Il fait très beau, aujourd’hui. C’est un magnifique matin d’été. Dehors, les cigales stridulent, accompagnées par le chant particulier du mistral. J’aimais tellement entendre leur musique, avant… Hier encore… Maintenant, ce n’est plus pareil. Je les déteste en raison du trop-plein de vie qu’ils dégagent…
J’ai envie de me boucher les oreilles, de m’enfermer dans ton silence. J’avale une gorgée de café. Il est froid, à mon instar. Je repose la tasse sans bruit. Les chats ont sauté sur la table, se sont lovés contre moi. Ils sentent ma souffrance à fleur de peau et cherchent à m’apaiser de leurs ronrons, en vain. Les douleurs psychologiques sont les pires à gommer.

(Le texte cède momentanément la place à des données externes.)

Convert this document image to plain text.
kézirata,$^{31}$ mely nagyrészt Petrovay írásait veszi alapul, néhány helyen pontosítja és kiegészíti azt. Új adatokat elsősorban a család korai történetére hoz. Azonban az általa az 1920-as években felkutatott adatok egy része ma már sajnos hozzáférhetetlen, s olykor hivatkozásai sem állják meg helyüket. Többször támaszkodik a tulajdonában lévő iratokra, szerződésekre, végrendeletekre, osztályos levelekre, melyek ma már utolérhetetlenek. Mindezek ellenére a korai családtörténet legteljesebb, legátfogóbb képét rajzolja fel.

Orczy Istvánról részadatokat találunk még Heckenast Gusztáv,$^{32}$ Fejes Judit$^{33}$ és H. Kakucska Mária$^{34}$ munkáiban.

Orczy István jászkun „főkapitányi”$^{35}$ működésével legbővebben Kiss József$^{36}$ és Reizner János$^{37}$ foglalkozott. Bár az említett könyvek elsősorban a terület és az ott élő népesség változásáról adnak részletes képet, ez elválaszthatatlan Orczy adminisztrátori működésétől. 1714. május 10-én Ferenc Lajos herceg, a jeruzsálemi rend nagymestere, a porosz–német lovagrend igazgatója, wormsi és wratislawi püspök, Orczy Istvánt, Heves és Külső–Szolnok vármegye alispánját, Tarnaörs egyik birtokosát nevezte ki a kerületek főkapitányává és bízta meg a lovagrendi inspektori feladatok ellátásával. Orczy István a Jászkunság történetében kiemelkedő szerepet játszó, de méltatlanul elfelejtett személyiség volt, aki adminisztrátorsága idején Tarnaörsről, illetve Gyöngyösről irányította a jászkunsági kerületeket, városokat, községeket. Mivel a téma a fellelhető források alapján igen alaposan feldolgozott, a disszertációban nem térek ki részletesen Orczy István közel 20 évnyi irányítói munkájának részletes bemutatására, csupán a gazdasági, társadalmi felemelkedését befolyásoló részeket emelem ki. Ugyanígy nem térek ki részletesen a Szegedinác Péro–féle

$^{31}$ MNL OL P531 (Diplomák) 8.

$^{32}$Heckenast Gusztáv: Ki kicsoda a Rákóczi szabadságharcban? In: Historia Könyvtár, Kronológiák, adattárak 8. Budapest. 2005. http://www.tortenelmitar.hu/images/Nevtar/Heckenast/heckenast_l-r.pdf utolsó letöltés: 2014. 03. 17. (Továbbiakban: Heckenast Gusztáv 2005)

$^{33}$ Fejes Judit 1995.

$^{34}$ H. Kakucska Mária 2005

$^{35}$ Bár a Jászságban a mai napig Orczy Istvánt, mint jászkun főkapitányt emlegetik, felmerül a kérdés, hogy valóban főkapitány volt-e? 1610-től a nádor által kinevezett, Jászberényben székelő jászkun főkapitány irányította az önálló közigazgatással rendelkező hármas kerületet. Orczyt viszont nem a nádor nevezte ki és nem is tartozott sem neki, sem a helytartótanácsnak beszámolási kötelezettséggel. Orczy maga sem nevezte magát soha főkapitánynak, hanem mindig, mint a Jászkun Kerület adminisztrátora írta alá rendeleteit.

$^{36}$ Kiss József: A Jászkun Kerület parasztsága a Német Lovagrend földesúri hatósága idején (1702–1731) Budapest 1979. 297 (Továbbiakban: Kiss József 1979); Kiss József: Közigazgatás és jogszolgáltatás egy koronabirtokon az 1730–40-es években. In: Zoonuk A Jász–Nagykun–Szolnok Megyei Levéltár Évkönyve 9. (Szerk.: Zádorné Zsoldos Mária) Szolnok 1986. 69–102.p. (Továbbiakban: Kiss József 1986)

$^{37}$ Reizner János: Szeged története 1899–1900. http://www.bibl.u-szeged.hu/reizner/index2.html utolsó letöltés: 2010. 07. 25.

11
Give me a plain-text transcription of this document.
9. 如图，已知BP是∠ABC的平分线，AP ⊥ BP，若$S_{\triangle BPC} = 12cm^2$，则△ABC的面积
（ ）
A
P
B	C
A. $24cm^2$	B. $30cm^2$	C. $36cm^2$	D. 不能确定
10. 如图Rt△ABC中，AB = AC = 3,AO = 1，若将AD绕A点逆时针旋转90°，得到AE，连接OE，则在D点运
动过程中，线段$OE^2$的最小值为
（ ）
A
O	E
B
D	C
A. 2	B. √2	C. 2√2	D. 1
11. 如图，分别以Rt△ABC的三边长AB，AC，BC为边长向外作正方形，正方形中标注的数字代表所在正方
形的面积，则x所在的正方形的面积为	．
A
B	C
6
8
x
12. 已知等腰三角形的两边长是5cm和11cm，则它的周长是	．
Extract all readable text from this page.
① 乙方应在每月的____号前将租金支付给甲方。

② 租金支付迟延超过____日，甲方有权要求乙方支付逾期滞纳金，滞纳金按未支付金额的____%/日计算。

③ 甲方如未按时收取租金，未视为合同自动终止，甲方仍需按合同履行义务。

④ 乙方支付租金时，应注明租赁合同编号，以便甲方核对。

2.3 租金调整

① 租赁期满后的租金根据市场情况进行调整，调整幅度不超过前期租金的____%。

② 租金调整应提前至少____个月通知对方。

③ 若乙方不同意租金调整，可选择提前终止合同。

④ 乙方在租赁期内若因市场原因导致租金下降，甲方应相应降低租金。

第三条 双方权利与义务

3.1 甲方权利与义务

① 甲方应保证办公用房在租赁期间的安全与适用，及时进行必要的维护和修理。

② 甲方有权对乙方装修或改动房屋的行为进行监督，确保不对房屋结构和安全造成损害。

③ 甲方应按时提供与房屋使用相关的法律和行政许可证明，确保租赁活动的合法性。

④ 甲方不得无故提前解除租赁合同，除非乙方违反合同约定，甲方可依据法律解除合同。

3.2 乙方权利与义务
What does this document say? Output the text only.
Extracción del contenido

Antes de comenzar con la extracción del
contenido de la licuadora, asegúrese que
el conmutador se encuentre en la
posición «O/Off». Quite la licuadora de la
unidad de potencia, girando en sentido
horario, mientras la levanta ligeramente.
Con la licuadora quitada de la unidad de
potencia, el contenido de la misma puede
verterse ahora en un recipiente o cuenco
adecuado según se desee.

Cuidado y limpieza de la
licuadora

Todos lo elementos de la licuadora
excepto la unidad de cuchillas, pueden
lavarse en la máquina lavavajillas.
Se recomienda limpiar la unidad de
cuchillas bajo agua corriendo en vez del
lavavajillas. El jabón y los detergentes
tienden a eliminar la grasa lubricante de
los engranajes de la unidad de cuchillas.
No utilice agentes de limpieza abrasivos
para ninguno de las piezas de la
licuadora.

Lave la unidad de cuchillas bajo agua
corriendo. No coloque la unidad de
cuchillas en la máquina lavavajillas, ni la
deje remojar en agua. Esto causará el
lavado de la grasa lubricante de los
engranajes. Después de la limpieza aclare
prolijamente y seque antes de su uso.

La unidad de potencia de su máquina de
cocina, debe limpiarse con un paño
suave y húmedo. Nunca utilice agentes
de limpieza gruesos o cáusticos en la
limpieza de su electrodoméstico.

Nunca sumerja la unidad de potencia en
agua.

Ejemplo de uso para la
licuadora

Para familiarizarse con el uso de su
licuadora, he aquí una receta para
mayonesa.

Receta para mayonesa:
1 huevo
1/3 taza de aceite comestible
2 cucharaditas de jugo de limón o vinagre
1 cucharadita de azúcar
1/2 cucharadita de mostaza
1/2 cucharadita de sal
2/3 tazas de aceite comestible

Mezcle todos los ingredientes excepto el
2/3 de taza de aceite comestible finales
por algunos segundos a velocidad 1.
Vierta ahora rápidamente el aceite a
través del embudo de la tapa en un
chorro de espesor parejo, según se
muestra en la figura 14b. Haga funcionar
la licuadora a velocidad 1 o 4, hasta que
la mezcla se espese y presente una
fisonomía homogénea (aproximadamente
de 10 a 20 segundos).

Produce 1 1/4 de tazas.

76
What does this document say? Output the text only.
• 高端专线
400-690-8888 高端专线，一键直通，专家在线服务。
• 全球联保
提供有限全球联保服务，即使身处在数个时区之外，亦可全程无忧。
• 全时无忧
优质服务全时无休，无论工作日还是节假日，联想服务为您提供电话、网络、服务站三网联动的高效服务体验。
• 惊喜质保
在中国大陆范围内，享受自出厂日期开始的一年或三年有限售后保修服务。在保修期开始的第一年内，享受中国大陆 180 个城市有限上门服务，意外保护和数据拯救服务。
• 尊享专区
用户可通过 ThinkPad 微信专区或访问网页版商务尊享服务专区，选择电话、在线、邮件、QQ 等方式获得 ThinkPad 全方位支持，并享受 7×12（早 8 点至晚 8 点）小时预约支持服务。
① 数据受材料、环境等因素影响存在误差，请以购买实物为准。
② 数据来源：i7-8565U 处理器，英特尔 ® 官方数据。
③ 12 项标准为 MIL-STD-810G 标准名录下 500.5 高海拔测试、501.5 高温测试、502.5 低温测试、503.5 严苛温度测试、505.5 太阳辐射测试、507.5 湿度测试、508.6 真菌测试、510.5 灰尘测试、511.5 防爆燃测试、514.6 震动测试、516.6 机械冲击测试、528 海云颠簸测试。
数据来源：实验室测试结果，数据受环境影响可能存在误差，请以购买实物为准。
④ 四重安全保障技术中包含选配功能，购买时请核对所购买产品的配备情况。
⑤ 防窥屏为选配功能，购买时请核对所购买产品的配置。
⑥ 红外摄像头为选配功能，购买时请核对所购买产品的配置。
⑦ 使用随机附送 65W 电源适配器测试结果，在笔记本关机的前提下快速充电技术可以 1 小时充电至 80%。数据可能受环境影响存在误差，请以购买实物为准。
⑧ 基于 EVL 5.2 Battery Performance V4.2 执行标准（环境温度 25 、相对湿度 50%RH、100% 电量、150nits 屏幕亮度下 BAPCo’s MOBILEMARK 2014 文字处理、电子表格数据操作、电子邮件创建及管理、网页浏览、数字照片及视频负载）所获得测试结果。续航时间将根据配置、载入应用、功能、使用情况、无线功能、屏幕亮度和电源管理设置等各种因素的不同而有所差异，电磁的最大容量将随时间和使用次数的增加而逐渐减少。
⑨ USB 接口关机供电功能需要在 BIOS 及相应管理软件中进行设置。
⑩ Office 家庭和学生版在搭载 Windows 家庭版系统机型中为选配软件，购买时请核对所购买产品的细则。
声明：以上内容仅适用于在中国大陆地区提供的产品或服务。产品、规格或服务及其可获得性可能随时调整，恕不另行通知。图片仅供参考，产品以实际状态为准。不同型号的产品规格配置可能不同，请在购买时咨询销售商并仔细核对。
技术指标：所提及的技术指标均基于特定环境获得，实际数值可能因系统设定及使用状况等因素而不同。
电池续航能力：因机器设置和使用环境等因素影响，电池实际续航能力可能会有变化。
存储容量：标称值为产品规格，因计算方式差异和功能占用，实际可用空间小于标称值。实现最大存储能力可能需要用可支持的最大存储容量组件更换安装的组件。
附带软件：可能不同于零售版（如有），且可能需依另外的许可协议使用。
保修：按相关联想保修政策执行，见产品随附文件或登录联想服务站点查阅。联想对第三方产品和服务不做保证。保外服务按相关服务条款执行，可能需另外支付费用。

Je pense à toi. À ton passé, à ta jeunesse… et aux derniers temps, forcément.
Les ultimes images de toi sont terribles, affreuses ; tu étais devenue une autre, et j’avais du mal à te reconnaître. Il en est pourtant une dont la réminiscence atténue l’horreur des autres : celle de tes mains restées si belles jusqu’à la fin. Je les contemplais, reposées sur le drap, délicates, diaphanes… Dès que j’entrais dans la chambre pour m’asseoir près de toi, l’une d’elles enserrait la mienne pour tenter de réchauffer mes doigts transis. Tu ne voulais pas que j’aie froid. Toutefois, je ne parvenais pas à me réchauffer, parce que mon cœur était déjà en hiver.
Tandis que mes doigts s’ancraient dans ta paume, mes yeux caressaient ton visage fané, torturé, suppliant tes prunelles dans lesquelles le bleu profond avait pâli au cours des dernières semaines. Ils les imploraient de ne pas s’éteindre tout à fait, d’attendre encore un peu. En même temps, je savais que je n’avais pas le droit de te demander une telle chose. Tu avais tant lutté et tu n’en pouvais plus de tous ces jours de bataille permanente contre un adversaire aussi implacable qu’invincible ; tu méritais de te reposer, enfin.
Je te berçais, te maternais. Nous avions échangé les rôles : tu étais ma fille, et moi, ta mère.
Régulièrement, ton esprit s’évadait. Tu oubliais l’endroit où tu te trouvais. Tu te croyais chez toi. Il t’arrivait même de te fâcher parce que tu ne comprenais pas pourquoi je refusais de pousser ton fauteuil devant la baie vitrée afin que tu puisses contempler les oiseaux… Les premières fois, je n’avais pas compris ce qui t’arrivait et je m’obstinais à te répliquer que tu n’étais pas dans ton appartement… Lorsque j’ai appris que ces hallucinations résultaient d’effets secondaires liés à certains médicaments, je n’ai plus cherché à te contrarier. Tu pensais voir un chien dans le couloir ? Je hochais la tête. Tu me demandais pourquoi j’avais changé le lustre de place ? J’élucidais la question et attendais que tu parles d’autre chose. Quand la raison te revenait et que tu te rappelais enfin où tu étais, je répondais doucement, afin de te réconforter : « Demain… sans doute, tu rentreras. » Si tu fronçais soudain les sourcils, haussais les épaules d’un air excédé et te mettais à bouder, quelques instants plus tard, tu avais tout occulté. Alors tu te mettais à sourire en me pressant plus fort les doigts, et moi, je fixais ta main menue qui me broyait le cœur, ta main restée si belle, Maman, si belle, jusqu’à la fin.
C’est à elle que je pense, c’est elle que je regarderai demain et que je presserai très fort, quand j’entrerai dans la pièce où tu es sans y être.